Once again I awoke far too early this morning, so I quickly got dressed (my clothes and shoes had dried overnight) then went out to film the waterfront of Giudecca. There weren't many people about at this time which made my job easier. The island is very narrow, at least where we are staying; one can walk from one side to the other in about three minutes.
After having a leisurely breakfast in our luxury apartment, we set off for the main island. From our local vaporetto stop, we took the number 2 bus to San Marco then joined the thousands wandering around the plaza. From there, we walked slowly through the alleyways until we came to the Rialto bridge. Unfortunately, the bridge today doesn't look like the picture on the left, which was taken in 2011. The left hand side is being renovated, so the facade is covered with a huge picture of what the bridge should look like.
We came from the right hand side of the picture, crossed the bridge then wandered around on the left hand side. The canal side is packed with restaurants, all of which are probably serving the same food at the same price (I joked that there is one huge central kitchen which cooks for them all). That price is fairly expensive - and Lemon Soda costs 4.50 euro here as opposed to 3.00 in Florence and Monterosso - and they charge 12% service as opposed to 10% elsewhere in Italy.

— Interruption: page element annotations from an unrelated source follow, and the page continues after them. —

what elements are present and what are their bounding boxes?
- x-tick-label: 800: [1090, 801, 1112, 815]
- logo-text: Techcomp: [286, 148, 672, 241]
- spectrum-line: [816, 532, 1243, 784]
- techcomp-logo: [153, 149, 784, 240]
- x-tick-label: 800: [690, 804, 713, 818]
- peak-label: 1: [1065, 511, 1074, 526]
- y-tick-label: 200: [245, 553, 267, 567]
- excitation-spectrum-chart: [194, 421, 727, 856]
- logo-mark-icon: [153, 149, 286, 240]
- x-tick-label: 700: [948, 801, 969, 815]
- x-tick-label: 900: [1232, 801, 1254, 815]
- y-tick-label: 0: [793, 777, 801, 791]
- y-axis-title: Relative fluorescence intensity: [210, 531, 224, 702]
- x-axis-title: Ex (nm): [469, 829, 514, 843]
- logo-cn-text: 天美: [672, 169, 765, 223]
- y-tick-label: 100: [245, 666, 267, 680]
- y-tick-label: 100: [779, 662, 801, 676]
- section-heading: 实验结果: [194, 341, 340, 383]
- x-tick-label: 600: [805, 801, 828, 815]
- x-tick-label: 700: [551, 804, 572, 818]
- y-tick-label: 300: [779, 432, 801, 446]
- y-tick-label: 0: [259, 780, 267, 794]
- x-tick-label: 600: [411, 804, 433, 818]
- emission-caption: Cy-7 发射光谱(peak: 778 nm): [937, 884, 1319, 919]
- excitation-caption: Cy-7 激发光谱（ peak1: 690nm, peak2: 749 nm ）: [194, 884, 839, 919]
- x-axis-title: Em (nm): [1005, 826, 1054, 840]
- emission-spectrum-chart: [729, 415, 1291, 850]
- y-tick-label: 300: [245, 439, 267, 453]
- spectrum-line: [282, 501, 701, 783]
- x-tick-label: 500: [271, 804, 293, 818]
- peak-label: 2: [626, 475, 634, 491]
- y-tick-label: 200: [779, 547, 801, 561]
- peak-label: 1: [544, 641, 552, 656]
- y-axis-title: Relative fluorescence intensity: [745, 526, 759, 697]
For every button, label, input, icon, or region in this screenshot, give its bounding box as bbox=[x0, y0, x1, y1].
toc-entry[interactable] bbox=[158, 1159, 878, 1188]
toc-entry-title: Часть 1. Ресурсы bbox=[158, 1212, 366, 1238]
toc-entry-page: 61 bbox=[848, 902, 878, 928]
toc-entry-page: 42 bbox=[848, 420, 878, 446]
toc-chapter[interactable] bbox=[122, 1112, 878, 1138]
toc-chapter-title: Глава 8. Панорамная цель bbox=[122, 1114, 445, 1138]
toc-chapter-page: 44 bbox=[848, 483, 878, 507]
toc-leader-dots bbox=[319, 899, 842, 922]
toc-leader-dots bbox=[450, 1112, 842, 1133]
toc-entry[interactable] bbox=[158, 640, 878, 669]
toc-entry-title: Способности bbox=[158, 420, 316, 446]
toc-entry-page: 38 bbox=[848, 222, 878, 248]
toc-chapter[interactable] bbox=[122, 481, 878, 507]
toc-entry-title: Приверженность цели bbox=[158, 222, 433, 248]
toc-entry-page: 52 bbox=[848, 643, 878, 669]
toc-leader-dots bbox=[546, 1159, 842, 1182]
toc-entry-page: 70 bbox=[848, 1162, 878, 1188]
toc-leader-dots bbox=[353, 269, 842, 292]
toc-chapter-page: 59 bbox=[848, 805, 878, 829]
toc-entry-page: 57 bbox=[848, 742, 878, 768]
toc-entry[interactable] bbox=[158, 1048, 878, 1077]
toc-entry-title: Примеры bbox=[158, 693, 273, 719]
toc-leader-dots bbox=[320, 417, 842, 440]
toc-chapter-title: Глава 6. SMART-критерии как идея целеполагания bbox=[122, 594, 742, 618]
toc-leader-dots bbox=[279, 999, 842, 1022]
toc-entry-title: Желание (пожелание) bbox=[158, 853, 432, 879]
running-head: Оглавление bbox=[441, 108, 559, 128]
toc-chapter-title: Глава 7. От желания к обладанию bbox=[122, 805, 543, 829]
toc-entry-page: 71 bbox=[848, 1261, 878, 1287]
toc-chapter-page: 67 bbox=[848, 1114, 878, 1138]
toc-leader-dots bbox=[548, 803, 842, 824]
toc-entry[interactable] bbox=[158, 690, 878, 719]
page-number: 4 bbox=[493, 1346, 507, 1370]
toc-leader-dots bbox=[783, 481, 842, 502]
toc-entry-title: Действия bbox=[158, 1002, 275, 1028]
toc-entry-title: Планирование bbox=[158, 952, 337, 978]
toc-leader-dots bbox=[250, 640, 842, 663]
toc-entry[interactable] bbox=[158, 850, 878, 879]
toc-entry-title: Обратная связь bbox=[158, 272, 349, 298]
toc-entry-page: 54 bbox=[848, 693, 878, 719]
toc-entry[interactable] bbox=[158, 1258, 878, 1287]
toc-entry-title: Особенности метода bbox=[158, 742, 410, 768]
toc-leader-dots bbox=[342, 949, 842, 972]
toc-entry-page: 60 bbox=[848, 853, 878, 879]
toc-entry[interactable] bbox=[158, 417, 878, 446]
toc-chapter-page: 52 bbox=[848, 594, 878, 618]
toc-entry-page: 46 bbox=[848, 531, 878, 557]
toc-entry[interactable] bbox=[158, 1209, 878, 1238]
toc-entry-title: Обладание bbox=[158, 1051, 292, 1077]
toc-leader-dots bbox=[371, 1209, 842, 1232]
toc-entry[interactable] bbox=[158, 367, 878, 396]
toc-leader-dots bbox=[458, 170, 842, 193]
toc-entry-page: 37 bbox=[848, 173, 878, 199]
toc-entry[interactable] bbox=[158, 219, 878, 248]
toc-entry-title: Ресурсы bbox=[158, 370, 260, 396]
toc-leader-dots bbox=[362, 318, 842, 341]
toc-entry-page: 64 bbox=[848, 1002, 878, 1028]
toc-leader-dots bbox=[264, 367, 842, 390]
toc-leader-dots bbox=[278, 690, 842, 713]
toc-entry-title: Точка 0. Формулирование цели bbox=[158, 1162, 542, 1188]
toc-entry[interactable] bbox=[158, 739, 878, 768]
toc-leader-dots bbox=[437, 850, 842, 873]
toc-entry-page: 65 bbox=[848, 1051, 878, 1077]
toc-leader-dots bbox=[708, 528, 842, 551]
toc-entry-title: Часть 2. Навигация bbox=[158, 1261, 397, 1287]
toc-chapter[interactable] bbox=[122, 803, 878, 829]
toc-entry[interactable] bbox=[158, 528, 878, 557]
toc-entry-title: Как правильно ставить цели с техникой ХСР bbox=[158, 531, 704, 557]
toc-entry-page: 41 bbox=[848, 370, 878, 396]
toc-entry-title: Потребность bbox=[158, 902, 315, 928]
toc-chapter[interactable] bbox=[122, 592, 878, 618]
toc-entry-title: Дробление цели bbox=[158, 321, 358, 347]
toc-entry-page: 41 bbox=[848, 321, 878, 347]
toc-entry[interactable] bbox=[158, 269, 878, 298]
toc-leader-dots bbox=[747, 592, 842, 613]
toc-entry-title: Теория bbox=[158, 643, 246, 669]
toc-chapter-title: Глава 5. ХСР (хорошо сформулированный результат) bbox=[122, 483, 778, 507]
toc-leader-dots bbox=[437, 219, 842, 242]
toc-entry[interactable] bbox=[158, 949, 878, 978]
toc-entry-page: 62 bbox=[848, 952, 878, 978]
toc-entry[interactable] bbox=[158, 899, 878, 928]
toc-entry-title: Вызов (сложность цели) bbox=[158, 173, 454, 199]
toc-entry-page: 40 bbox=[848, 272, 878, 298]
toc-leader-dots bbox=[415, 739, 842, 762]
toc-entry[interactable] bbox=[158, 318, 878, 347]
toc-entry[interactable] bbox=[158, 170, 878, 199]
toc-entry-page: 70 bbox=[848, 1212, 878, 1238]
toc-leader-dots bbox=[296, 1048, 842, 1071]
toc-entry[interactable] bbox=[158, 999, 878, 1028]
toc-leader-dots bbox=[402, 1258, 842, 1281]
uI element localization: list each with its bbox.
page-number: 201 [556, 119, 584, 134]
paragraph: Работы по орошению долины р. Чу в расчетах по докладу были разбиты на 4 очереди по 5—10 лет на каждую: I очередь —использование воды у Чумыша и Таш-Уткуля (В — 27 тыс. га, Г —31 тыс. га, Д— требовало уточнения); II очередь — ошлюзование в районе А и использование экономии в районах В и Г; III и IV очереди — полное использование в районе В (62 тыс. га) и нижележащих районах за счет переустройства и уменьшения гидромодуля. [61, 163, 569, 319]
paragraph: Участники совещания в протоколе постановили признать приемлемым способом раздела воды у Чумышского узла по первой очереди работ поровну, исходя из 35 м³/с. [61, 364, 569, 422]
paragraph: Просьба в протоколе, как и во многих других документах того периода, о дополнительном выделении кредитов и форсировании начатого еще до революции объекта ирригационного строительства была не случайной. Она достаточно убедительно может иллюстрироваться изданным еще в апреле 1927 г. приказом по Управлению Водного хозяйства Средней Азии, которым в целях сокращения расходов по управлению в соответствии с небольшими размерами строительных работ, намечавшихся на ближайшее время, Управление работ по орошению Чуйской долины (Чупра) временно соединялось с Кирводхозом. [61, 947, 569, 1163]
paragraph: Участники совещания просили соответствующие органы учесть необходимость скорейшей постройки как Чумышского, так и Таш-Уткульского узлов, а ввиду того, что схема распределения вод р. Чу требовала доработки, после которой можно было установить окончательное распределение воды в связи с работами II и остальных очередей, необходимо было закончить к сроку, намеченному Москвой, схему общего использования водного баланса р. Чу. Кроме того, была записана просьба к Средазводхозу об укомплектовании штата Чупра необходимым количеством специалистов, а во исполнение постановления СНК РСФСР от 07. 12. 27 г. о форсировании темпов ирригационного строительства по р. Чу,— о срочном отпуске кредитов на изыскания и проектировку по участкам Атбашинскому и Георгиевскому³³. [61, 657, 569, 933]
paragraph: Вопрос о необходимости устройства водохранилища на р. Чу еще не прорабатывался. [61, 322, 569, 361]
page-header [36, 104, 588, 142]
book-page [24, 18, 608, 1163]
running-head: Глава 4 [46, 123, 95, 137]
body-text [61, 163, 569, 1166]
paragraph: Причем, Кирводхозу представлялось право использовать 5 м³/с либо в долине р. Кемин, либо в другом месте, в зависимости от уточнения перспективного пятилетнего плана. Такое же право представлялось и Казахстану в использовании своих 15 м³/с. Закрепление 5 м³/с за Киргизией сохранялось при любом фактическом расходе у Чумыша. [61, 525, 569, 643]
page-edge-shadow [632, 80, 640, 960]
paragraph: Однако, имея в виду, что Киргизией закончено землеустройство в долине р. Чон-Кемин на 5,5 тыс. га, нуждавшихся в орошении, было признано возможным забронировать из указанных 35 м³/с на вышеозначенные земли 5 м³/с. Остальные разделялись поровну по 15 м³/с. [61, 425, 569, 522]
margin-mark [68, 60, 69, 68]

After lunch, we went back over the bridge to the vaporetti stop which is on the right hand side; there I intended to take the number 2 bus (yet again) to the Accademia stop. Not being too familiar with the buses and which stop goes where, we ended up going the wrong way, back to the train station. It should be said that at least we had not seen this section of the grand canal before. Once at the train station, we got off then found the correct stop for the number 2 going the other way; unfortunately, the first vaporetto only took us back to Rialto. Here we got off (no choice in the matter) and found the correct stop for Accademia. Eventually we got to where we wanted to go.
Why Accademia? Because this is the closest stop to the Guggenheim Collection. Whilst some of the paintings on display were excellent (Picasso, Magritte, Ernst, Kandinsky, Braque, Chagall, Klee), there were also some which were dire and could have been done by school children. I was dismayed to discover that there was only one painting each by the above (as Max Ernst was Guggenheim's husband, there were a few of his and maybe two by Picasso), but that there was a special exhibition of paintings by Charles Pollock which explain why modern art often has a bad name.
There were also more than a few paintings by his younger and more famous brother, Jackson Pollock. I am reminded of the scene in Woody Allen's "Play it again, Sam", where early on in the film, Allen goes to an art museum to pick up girls. He sees one who is staring at a JP and says "That's a nice Jackson Pollock. What does it say to you?". The girl answers in a monotone voice that it speaks of nihilism and the end of the world. Allen then asks what she is doing on Saturday night; "committing suicide" is the answer. Allen then asks what she's doing on Friday night; the girl looks at him then gets up and walks away.
Items in the museum shop were very expensive so we didn't buy anything.
After the museum, I saw that instead of returning to the Accademia stop and having a long ride back to Giudecca, we could walk slightly more to the Zattere stop which is on the 'outer' side of Dorsoduro and directly across the channel from Guidecca. Forewarned, I found the correct stop; when the vaporetto came, it cut immediately across the water to the Palanca stop, then continued for a few minutes to our stop, Redentore.
We went into the supermarket to buy a few more items: a big mistake as when we came out, the weather had changed. After being cool but dry all day, there was a sudden thunderstorm and the rain was bucketing down. Even though we had umbrellas, we still got very wet on the short walk back from the shop to the flat. My poor new Florentine shoes: they got soaked yesterday (twice), dried out overnight, then got soaked again today.
Of course, after we finished eating the hot minestrone which I purchased in the supermarket, the rain stopped and the sun came out again. Somehow I doubt that we will follow my tentative plan of going across to San Marco again this evening.
My balance problems have come to haunt me: I am sitting at a table and writing this, but inside I feel as if I am swaying from side to side, up and down, as if I am still on a boat. The currents in the grand canal are probably very weak, but they are strong on the Giudecca canal.
At the moment I am reading "Jeff in Venice, Death in Varanasi" by Geoff Dyer; I think that I originally found this book because Dyer mentioned Van der Graaf Generator in one of his books. This book is divided into two: "Jeff in Venice" tells the tale of a hack writer who spends a hedonistic weekend in Venice. Reading it this morning, I saw that Jeff goes to a party on Giudecca, probably not far from where we are staying. I didn't get very far with the second half of the book; maybe this time will be easier. Anyway, however much I follow in Jeff's footsteps, I won't be adopting his regime of too much drink, sex and drugs.